Salâhaddin Eyyûbî, bu yüksek şahsiyet, bütün Müslümanlar için iftihar kaynağı olduğu gibi, dünya tarihinde de teşkilâtçılığı, kahramanlığı ve âlicenaplığı ile parlak bir nâm ile anılmaktadır.
Ürdün’de iken Filistinli gençler arasında çok meşhur Yecib Salâhaddin (Salâhaddin lâzım) adlı bir marş dinlemiştim. Kasdedilen Salâhaddin Eyyûbî idi tabii. Hıristiyan Arapların bile, Kudüs’ü “menfur” Yahudilerden kurtaracak bir “Saladin” beklediklerini hayretle görmüştüm. Salâhaddin Eyyûbî, sadece İslâm âleminde değil, Avrupalılar tarafından da tanınan ve takdir edilen bir şahsiyettir. Hayatı filmlere mevzu olmuştur. Bunda mağluplarına gösterdiği ve Avrupalıların pek yabancı olduğu âlicenaplığın da rolü vardır elbette.

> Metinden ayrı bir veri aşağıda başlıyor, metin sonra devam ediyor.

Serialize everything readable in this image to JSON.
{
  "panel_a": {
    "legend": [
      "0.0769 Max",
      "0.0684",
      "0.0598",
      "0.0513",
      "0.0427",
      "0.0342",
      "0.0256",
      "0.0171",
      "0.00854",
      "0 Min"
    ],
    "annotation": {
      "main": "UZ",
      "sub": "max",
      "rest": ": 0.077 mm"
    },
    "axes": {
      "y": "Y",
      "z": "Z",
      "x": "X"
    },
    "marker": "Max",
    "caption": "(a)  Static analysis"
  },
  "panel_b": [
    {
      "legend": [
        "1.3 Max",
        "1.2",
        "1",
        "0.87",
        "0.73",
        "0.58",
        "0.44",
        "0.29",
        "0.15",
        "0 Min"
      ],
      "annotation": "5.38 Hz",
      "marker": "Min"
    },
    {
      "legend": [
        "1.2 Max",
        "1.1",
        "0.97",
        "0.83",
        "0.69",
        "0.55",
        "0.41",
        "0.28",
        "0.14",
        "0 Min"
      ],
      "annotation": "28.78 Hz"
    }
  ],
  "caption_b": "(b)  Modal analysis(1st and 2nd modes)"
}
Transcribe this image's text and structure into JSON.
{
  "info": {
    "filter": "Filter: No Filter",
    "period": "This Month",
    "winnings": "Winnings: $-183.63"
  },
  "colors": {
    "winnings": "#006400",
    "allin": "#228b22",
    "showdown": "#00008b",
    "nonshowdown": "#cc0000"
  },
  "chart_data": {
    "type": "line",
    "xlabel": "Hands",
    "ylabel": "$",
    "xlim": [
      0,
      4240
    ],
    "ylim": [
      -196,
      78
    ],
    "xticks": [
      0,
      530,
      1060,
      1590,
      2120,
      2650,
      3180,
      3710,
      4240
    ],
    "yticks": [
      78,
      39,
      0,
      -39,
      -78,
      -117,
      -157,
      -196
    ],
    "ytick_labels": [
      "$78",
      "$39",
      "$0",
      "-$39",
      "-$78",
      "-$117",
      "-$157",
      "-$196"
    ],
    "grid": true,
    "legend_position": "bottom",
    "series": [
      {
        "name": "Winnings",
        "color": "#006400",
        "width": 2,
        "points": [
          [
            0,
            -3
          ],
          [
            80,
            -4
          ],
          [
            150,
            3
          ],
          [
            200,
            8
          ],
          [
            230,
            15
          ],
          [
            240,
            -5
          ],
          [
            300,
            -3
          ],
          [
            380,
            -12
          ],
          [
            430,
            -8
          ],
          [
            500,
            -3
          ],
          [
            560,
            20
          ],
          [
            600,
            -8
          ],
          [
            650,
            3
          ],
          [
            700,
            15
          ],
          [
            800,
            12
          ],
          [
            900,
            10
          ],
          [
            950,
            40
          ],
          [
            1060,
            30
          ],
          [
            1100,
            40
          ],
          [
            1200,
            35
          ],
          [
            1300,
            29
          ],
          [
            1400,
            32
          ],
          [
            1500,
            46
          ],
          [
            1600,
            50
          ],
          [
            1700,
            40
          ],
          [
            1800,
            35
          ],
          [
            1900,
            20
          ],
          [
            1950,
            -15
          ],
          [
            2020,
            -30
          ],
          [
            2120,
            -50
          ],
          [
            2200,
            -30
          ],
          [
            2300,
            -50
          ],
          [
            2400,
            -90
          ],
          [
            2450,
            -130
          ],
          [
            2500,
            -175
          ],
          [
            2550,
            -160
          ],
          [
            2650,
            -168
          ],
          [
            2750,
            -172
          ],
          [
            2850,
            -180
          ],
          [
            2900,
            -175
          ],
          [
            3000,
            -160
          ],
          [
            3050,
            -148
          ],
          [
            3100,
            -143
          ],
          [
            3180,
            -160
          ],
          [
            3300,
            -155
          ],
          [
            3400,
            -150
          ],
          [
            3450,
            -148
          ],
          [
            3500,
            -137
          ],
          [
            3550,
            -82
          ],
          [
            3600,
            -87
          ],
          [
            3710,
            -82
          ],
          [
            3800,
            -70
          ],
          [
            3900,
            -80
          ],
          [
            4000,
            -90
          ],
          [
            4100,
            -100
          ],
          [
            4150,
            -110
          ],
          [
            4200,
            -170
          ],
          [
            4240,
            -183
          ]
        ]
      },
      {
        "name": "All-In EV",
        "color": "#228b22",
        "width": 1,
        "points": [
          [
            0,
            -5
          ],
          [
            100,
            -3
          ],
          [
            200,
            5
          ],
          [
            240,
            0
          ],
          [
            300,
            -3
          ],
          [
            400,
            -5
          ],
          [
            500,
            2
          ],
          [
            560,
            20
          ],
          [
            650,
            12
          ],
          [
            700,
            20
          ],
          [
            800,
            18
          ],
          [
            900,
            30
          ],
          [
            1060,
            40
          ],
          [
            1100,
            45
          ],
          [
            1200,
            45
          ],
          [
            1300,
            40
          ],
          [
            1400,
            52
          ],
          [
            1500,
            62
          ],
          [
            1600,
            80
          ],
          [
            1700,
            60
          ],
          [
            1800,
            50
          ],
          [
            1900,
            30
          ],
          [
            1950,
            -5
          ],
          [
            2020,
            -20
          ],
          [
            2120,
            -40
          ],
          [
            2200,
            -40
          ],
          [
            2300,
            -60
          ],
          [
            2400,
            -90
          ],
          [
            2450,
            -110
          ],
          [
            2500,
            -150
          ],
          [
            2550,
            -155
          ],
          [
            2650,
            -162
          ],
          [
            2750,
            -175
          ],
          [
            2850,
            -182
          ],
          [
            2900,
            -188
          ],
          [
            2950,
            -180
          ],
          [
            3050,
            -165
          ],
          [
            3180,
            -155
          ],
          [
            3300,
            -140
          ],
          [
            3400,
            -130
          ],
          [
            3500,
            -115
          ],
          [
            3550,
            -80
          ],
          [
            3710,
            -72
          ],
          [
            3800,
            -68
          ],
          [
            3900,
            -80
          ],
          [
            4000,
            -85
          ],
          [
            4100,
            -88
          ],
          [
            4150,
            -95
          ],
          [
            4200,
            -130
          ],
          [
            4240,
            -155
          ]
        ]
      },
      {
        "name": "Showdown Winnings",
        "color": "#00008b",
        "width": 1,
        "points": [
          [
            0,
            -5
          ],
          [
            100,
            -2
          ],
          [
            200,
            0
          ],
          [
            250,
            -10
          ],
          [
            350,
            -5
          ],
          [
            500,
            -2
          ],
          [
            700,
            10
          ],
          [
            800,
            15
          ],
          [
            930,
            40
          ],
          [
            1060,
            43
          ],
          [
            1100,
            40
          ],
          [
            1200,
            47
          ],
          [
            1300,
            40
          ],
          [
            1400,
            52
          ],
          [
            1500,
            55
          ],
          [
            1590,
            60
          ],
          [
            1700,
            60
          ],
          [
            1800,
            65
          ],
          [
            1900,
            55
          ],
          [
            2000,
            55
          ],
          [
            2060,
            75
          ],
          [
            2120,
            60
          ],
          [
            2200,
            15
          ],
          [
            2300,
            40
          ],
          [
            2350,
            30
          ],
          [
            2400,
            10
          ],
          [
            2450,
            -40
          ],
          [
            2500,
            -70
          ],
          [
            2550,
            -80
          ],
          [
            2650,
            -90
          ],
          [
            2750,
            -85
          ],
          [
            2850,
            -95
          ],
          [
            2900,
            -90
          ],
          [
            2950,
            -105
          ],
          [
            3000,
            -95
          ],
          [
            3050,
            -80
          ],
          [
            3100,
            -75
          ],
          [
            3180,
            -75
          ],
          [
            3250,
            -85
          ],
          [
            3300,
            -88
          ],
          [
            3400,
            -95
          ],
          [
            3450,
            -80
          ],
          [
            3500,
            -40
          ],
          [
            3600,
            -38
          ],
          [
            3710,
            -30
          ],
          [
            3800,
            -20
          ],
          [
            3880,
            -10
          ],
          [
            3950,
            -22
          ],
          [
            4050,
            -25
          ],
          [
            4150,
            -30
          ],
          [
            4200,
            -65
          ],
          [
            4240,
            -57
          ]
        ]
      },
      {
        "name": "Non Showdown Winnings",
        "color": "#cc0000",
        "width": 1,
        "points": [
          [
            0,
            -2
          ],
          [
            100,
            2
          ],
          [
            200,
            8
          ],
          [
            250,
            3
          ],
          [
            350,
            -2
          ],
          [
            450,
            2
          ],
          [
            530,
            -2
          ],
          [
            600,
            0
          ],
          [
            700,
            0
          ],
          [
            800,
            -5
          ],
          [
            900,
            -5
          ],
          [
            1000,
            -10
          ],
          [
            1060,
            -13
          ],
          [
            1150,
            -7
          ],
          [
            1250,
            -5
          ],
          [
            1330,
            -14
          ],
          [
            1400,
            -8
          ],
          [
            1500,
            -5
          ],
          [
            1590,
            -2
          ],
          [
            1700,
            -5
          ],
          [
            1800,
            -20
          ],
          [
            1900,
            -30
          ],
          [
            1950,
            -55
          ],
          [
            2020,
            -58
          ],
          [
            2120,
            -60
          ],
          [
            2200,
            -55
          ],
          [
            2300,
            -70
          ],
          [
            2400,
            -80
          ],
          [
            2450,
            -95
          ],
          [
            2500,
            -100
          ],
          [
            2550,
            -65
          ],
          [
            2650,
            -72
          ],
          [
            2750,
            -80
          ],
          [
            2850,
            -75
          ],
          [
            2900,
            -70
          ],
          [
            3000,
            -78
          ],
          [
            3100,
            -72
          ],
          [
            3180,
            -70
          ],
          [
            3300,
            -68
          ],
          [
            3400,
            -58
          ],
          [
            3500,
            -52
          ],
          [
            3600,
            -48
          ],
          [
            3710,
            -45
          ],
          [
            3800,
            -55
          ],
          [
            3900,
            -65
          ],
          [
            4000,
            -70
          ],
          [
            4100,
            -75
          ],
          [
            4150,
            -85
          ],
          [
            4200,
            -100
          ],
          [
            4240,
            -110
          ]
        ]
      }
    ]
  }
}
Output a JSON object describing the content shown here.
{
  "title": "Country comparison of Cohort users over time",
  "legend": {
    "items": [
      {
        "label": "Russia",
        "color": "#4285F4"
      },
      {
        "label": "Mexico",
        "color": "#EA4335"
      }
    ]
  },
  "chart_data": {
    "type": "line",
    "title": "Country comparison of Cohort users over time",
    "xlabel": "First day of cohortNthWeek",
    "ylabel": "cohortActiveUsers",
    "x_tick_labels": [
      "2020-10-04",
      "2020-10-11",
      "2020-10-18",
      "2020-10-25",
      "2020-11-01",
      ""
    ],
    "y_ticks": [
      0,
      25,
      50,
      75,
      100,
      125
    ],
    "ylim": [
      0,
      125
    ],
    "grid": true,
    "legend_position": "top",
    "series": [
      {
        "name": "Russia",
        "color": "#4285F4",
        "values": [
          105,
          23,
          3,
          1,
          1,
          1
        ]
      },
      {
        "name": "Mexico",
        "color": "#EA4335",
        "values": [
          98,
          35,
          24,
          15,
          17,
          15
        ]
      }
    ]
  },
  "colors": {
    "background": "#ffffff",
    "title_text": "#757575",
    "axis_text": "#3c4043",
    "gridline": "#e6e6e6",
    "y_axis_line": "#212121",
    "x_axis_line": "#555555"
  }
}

Gerçek ismi Yusuf’tur. Doğum yeri olan Irak’ın kuzeyindeki Tikrit, şimdi Salâhaddin diye anılıyor.Saddam’ın da memleketidir. Zavallı, kendisini II. Salâhaddin ilan etmişti. Salâhaddin, ilme ve dine düşkün babası tarafından iyi yetiştirildi. Hâfız ve fakih idi. Selçukluların Tikrit muhafızı oldu. Harblerde dikkat çeken kahramanlığını Suriye Atabeyi Nureddin Zengî’ye anlattılar. O da kendisini yanına aldı. Mısır’da hüküm süren Şiî Fâtımîleri bertaraf etmek üzere gönderdi. Haçlılardan yardım alan Fâtımîler, herkesin geçilmez dediği Tîh çölünü aşan ve Nil’i yüzerek geçen Salâhaddin’in önünde duramadı. Salâhaddin, Fâtımîlerin veziri olup kaleyi içeriden fethetti. İslâm tarihinde çok uğursuz bir rol oynayan bu hanedanı devirip, Mısır’da tekrar Sünnî akideyi hâkim kıldı. 1171’de hutbeyi Abbasî halifesi adına okuttu. O da kendisini sultan ilan etti. Nureddin Zengî vefat edince, Salâhaddin, Suriye, Irak ve Güneydoğu Anadolusu’na da hâkim oldu. Müslümanları Haçlılara karşı birleştirdi. Eyyûbîler, tarihin kısa ömürlü, fakat en parlak devletlerindendir. Bu sayede arkadan gelen Memlûk Sultanı Baybars, hem Haçlıları, hem Moğolları yenerek, Salâhaddin’den de büyük bir iş başardı.
Papa kahrından öldü
Bu sırada Filistin ve Lübnan’da hüküm süren Haçlılar, anlaşmayı bozup Hazret-i Peygamber’in kabrini yıkarak na’şını kaçırmaya karar verdiler. Salâhaddin, süratle üzerlerine yürüdü. Hıttîn’de hepsini bozguna uğrattı. Akkâ, Beyrut, Sayda ve nihayet Kudüs düştü. 88 yıldır Haçlıların elinde olan Kudüs’ün düşüşü Avrupalıları şaşkına uğrattı. Papa kahrından öldü. Alman Kralı Friedrich Barbarossa, Fransız Kralı Philippe ve İngiliz Kralı Arslan Yürekli Richard, eli silah tutan kim varsa toplayıp Kudüs’ü kurtarmaya geldiler. 1189’da Akkâ kuşatıldı. Salâhaddin Eyyûbî, iki sene kaleyi müdafaa etti. Zaman zaman huruç hareketleri ile düşmana zâyiat verdirdi. Tarihe geçen bu emsalsiz mukavemet neticesinde Akkâ düştü ise de, Haçlılar elli bin zâyiat verdiler. Bunun intikamını halkı kılıçtan geçirerek aldılar. Halbuki Salâhaddin, Kudüs’ü aldığında, halkın 40 gün içinde serbestçe şehri terk etmelerine izin vermişti. Böylece III. Haçlı Seferi muvaffak olamadı. Kaleden çıkan bir avuç mücahidi gören Haçlılar çok şaşırdılar. “Bizi iki sene uğraştıran bunlar mıydı?” demekten kendilerini alamadılar.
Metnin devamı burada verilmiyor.